No, it's not. You ignore this when you turn your results around and make statements like:
Australia hasn't even warmed up: stats prove it.
This statement suggests that given your data, the probability that Australia is heating up as fast as the rest of the world is very low. But you never calculated that probability.
Suppose that if temperatures increase according to some rate r the probability (in the followiung probablity = probability density where appropriate) that you measure some data set D is:
P(D|r)
Your results are about the function
P(D|0)
I.e. the probability that you observe data D given that the rate r is zero. Now, no one cares about this function! What we want to know is the probability as a function of the rate r. I.e. what is:
P(r|D)
This is the probability that the rate is r, given that you have observed data set D in your experiment. How do we compute one from the other? In general you can reason as follows:
P(x)*P(y|x)=P(x,y) (1)
Here P(x) is the a priori probability of x, i.e. the proability that x has a given value before you do any measurements, P(y|x) is the probability that you find variable y (say your observed data set) given x, and P(x,y) is the joint probability that you find both x and y at their respective values. This joint probability is, of course, symmetric in x and y, so you can also write:
P(x,y) = P(y)*P(x|y) (2)
From (1) and (2) you find:
P(x|y) = P(x)*P(y|x)/P(y) (3)
P(y), the a priori probability of y, can be written as:
P(y)= Integral over x of P(x,y) dx =
Integral over x of P(x)*P(y|x) dx
So, we find:
P(x|y) = P(x)*P(y|x)/[Integral over x of
P(x)*P(y|x) dx]
If we take x to be the rate r and y the data set D:
P(r|D) = P(r)*P(D|r)/[Integral over r of
P(r)*P(D|r) dr]
Hypothesis testing like you have done is basically putting high odds on the null hypothesis, in your case this amounts to assuming that P(r) is strongly peaked around r = 0. Then, for P(r|D) to shift away from r = 0 you need data for which P(D,0) is very low compared to P(D,r) for some larger r.
In general we don't know what P(r) is. However, we can reason as follows. If, under the assumption that P(r), Bayes's formula implies that P(r|D) is not at all strongly peaked around r = 0 then that is strong evidence that it isn't strongly peaked around zero. If we had made a more reasonable assumption about P(r), i.e. starting out with a less sharply peaked distribution about r = 0, then P(r,D) would have shifted even further away from a sharply peaked distribution about r = 0. So, we certainly cannot be accused of having "planted" the result we found.

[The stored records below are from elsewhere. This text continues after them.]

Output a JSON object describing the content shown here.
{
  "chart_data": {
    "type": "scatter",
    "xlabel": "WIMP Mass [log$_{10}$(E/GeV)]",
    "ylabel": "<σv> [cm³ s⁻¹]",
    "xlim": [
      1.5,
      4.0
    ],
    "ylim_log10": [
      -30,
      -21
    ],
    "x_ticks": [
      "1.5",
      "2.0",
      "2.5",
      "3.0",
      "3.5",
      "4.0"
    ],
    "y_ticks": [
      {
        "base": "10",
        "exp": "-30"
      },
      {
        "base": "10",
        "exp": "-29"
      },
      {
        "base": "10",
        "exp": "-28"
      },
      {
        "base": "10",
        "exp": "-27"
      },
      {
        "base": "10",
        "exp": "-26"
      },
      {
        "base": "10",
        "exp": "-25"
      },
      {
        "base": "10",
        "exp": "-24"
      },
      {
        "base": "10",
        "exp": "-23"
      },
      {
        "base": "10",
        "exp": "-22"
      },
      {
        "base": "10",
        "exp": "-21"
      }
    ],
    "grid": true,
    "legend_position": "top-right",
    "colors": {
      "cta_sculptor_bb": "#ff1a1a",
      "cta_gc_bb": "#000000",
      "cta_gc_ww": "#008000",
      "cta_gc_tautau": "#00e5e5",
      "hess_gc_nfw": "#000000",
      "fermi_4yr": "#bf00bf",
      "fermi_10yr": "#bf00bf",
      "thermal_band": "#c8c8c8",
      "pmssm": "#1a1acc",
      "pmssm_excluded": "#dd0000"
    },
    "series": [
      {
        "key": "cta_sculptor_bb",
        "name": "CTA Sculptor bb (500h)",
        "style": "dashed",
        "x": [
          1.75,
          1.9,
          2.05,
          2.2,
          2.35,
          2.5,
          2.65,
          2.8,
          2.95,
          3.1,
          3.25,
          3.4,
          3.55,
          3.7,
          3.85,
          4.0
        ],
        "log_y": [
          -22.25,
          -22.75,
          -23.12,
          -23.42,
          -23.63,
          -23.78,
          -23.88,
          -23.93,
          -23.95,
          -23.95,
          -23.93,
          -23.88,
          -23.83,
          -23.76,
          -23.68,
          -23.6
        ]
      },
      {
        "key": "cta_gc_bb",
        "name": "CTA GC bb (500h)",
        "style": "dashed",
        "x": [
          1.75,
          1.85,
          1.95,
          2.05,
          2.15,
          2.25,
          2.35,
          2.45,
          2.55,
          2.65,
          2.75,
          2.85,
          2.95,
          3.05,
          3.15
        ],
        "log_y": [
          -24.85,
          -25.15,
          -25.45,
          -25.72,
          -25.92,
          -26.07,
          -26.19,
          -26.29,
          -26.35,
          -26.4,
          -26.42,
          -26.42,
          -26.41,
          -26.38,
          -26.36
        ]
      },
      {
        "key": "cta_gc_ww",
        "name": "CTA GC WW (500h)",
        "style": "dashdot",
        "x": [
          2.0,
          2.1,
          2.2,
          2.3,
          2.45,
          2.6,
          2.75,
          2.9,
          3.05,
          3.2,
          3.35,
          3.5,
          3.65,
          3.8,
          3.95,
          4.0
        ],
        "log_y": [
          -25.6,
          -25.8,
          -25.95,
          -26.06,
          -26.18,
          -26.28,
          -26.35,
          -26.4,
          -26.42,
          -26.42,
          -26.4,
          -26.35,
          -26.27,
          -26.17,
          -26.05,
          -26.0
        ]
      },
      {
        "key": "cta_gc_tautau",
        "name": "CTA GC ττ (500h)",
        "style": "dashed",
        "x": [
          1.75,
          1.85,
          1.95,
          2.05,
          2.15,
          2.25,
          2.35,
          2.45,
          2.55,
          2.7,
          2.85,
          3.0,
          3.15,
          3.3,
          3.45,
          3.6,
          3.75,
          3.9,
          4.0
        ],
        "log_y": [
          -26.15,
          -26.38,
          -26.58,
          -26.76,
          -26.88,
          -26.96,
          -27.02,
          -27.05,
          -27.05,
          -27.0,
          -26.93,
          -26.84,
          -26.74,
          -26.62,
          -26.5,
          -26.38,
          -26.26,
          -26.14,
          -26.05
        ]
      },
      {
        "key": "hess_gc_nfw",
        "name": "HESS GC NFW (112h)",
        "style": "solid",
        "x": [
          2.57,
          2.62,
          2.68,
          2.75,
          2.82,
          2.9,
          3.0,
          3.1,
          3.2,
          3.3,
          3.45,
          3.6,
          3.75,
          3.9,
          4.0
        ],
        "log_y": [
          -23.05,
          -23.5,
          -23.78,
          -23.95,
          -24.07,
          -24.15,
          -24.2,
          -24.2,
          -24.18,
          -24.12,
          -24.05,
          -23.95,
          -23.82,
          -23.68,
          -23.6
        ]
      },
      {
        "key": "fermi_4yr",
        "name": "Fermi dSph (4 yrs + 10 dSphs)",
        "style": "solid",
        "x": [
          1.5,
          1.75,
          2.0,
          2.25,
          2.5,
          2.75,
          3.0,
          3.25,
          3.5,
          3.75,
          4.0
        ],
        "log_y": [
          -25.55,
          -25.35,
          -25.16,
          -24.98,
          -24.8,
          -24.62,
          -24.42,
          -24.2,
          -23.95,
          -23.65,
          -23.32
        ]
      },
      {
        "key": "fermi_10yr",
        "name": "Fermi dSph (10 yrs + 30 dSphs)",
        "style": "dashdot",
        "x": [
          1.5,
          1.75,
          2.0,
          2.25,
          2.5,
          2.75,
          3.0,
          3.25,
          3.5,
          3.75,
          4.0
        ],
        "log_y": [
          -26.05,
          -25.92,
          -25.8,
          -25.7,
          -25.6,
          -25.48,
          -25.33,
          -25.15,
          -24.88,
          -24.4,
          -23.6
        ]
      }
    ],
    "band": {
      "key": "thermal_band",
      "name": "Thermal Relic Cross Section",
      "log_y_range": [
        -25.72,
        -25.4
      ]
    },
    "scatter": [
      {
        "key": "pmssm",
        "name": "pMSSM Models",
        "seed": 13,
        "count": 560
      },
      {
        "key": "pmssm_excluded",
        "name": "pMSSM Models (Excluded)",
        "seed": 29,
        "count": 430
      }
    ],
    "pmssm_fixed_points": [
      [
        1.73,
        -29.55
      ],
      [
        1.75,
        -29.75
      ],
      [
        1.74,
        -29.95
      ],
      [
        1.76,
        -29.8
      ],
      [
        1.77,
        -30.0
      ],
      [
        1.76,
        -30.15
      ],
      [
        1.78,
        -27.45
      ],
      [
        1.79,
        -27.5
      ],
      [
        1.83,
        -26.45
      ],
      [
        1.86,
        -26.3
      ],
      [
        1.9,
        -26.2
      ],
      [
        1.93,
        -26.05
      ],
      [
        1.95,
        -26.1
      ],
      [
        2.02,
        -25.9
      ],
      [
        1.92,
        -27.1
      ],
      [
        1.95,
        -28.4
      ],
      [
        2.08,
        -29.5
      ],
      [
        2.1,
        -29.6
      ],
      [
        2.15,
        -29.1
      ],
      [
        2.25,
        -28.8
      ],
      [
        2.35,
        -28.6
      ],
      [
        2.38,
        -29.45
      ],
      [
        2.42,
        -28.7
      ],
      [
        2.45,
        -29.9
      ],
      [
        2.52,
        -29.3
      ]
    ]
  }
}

But if the data does not lead to a P(r|D) that extends to signifiantly larger r when you assume a sharply peaked P(r) about zero, you cannot conclude that you have found proof that P(r|D) is indeed sharply peaked around zero, simply because you started out with that assumption. Here you do put in the result you find back.

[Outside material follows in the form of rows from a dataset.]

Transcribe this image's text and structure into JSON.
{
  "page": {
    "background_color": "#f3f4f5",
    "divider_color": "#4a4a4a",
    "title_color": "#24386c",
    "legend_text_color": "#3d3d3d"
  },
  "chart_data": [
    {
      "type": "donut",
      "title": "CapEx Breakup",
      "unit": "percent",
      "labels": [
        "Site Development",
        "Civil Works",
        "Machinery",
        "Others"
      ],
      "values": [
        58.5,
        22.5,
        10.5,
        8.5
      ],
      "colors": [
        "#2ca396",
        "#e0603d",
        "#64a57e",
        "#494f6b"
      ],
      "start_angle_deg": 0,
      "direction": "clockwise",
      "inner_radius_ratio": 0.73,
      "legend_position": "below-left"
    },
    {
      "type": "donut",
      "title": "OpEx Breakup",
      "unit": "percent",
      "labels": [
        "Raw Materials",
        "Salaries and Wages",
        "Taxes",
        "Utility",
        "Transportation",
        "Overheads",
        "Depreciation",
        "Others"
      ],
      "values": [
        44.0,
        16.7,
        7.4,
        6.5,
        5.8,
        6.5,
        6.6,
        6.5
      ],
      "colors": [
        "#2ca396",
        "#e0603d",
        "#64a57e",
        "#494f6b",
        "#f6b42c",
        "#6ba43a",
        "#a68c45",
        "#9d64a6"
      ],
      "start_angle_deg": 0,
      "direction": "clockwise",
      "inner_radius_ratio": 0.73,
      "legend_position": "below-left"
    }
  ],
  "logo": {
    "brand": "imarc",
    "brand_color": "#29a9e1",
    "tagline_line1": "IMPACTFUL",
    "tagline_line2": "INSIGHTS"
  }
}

Observations of climate change suggest that r is 0.6?C +/- 0.2 ?C per century. If you say that your data for Australia would compell one to believe that this is not the case for Australia, you have to show that if you start out with P(r) peaked around 0.6 and a standard deviation of 0.1 the function P(r|D) becomes peaked around much lower values for r, such that the probability that r is in the range 0.6 +/- 0.2 is pretty low.

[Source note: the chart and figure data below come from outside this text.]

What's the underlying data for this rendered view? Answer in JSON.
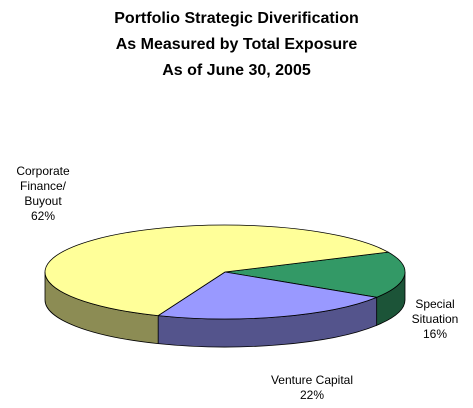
{
  "chart_data": {
    "type": "pie3d",
    "title": [
      "Portfolio Strategic Diverification",
      "As Measured by Total Exposure",
      "As of June 30, 2005"
    ],
    "categories": [
      "Special Situation",
      "Venture Capital",
      "Corporate Finance/ Buyout"
    ],
    "values": [
      16,
      22,
      62
    ],
    "value_labels": [
      "16%",
      "22%",
      "62%"
    ],
    "colors": [
      "#339966",
      "#9999ff",
      "#ffff99"
    ]
  }
}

You have done nothing of the sort. I'm not sying that your data would not yield such a strong result if you analyze it this way. All I'm saying is that you haven't used your data to prove anything other than you already put in from the start. In science, that isn't considered to be a strong result, especially if there are other results that suggest otherwise and if you want to dispute those results.